Ciarán describes the government attitude to Irish language as death by stealth. It is not enough to try and maintain and protect the boundaries of Gaeltacht areas.. We really need to look at expanding through new innovative projects. To expand the present “Gaeltacht” and create new Gaeltacht areas.

At present there is little support for families raising their children through the medium of Irish. There is not enough awareness at a national level of the question of raising children through Irish, it is not on the agenda. Awareness needs to be generated as a National Question these issues need to be publicly explored.

We can effectively see no strategies of supports in place to actively foster the flowering of the language and nurture the rich culture of Ireland’s heritage.
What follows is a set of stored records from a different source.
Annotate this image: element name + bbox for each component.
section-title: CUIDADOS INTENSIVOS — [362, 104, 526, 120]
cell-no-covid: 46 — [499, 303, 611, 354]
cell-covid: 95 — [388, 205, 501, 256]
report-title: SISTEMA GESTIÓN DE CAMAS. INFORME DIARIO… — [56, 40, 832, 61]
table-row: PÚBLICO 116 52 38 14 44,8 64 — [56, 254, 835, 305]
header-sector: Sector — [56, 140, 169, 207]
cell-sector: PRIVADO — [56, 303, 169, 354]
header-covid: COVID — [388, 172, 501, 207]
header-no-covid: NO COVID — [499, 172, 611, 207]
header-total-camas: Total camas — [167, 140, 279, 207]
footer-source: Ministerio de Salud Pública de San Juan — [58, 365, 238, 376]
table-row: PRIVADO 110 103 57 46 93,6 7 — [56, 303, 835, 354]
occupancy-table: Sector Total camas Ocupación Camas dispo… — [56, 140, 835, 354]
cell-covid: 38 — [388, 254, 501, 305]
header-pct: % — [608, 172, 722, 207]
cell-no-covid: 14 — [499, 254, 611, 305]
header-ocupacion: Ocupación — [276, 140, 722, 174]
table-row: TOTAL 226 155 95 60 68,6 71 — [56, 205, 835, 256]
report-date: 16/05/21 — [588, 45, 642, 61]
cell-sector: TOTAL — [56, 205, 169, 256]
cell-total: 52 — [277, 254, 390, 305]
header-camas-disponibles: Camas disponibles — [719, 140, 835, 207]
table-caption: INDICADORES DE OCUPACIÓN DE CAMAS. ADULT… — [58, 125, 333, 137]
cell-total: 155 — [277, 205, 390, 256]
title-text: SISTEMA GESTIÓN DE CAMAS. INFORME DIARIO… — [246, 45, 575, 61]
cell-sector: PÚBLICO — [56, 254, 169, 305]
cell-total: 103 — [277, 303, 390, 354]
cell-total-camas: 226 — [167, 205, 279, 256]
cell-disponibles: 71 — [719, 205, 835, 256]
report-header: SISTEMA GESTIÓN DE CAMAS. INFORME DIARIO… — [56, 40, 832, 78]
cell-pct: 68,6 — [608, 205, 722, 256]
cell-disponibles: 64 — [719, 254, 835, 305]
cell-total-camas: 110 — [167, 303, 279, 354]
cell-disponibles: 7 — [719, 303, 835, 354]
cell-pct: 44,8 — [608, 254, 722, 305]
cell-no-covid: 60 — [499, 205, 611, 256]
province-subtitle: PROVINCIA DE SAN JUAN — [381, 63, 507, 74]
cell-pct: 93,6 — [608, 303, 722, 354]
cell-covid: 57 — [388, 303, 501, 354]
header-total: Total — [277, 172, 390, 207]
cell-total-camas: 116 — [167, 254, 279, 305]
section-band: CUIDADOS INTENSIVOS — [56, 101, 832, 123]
In the Gaeltacht areas factories have been closing down – what kind of employment can be created to continue to facilitate Gaeltacht communities ?

Tearmann Teanga
Sanctuary of Langauge

The Irish language was key to Ireland’s self consciousness as a full nation and yet once a Republic was formed the Irish State claimed an identity as a Catholic state rather than on the basis of language. After all, leaders of the language movement included many who were of Anglo Irish and Protestant heritage. Their’s was a vision beyond the distinctions of caste or creed.

For right or wrong, the cordial relationship among both Catholic and Protestant fostered within the Irish language movement suffered through a limited image of ‘Irishness”. Indeed, following the dawning Republic in 1932, the distinctive bawdiness and playfulness character implicit within the Irish language, was squeezed into the tight grip of Victorian values. The language enjoyed a widespread blossoming of interest in print and public discourse and had come to be associated with a sense of Ireland’s glorious past. But when the dust settled on a new Republic, the language was caught in the teeth of a different agenda.

Where once those who had spoken Irish in schools were punished severely, now the teaching of Irish often lacked the love and enthusiasm with which it had first been embraced. “It was forced down our throats” is a common complaint.

Today, faced with the onslaught of Anglo-American influences, many recognise the value of the Irish language, in preserving one’s sense of connection to both ancestors and the land of Ireland. For one whole ancestors spoke Irish as their first language, through speaking the language, one firmly locates one’s centre within oneself. The next step is in determining how to integrate the language as part of one’s day to day life.

Irish as a sexy, earthy language full of playfulness and dynamic sense of presence has yet to take centre stage. It is not object orientated as the English language is. In its very structure the human being is allowed a fluid, juicy sense of identity. This playful joie de vivre is found in the celebrated works of Irish writers James, Joyce Samuel Beckett and Flann ‘O Brien- where the English language sets to define and rigidly dictate the relation of a person to environment through the medium of objects. In Irish on the contrary we can say “ Tá brón orm” this translates as “sadness is on me” .
A language can bestown upon the speaker a distinct moe of perceiving and operating within the world. The person who would have said “Tá brón orm” knows that –“this too will pass”. Like a cloud passing over. So too our perceived limitations are not really ours – learning the language does not have to be experienced as a constraint, but rather a new and true kind of freedom.